As you read, you see her journey influenced by the terrible incidents of her past and how they shaped her relationship with food and her body. In an attempt to control what happened to her body, Gay details how she had to lose control of it in order to feel safe. She continuously explains in various chapters of the book that she ate because if she ate, she’d gain size, and if she gained size, she wouldn’t be so small and weak and easily taken over. Then again, she eats to fill the void, to satisfy the hollow left inside from the hands of callous boys who probably grew up to be abhorrent men, but no matter what she eats, it does not satisfy. It does not satiate. It just keeps leaving her hungry.

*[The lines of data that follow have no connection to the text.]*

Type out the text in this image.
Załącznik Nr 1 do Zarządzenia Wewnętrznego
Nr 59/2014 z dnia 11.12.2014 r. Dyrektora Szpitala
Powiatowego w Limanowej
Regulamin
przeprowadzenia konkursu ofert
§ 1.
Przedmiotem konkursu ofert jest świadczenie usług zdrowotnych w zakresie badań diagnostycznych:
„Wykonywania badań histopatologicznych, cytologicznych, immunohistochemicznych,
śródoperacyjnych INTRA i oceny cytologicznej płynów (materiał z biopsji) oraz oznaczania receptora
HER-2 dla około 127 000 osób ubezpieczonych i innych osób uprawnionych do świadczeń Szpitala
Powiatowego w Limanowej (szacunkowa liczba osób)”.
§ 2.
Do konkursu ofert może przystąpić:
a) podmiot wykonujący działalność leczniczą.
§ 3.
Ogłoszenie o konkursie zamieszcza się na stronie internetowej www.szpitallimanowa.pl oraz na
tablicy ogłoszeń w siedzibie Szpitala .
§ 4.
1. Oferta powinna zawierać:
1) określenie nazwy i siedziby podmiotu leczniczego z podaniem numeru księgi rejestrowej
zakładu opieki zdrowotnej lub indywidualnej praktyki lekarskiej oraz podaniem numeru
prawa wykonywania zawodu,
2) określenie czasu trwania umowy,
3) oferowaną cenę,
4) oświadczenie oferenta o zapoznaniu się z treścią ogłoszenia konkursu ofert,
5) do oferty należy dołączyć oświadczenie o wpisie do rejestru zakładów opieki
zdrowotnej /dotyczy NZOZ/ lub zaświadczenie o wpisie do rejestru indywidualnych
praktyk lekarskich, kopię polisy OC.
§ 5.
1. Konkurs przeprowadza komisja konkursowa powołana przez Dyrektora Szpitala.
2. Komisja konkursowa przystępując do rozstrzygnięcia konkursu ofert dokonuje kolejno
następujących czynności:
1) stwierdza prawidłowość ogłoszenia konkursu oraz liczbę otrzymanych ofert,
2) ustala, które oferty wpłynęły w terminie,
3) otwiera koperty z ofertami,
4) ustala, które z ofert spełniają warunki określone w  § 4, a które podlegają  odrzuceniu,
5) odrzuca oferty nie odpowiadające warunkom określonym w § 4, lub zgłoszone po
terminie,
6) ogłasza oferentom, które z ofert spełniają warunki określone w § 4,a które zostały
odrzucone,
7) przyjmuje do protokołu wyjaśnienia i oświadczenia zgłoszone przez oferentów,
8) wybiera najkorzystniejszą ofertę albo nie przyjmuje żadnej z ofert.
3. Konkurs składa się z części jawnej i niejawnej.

What this memoir is about goes beyond hunger of the body, though the body is the vessel we take to journey through her various desires. She hungers for food. She hungers for comfort. She hungers for safety. She hungers for warmth. She hungers to be understood. She hungers for love. In short, she is a person, like all of us. All too often the world forgets that about fat people and acts like we don’t want the same things everyone else does; like we don’t deserve those same things. Hunger is a reminder to Gay herself and to others like her, that shaping the mind is just as important as shaping the body. More importantly, it is a necessity to be kind to ourselves as much as we are kind to others. It’s alright to hunger, but don’t let it consume you.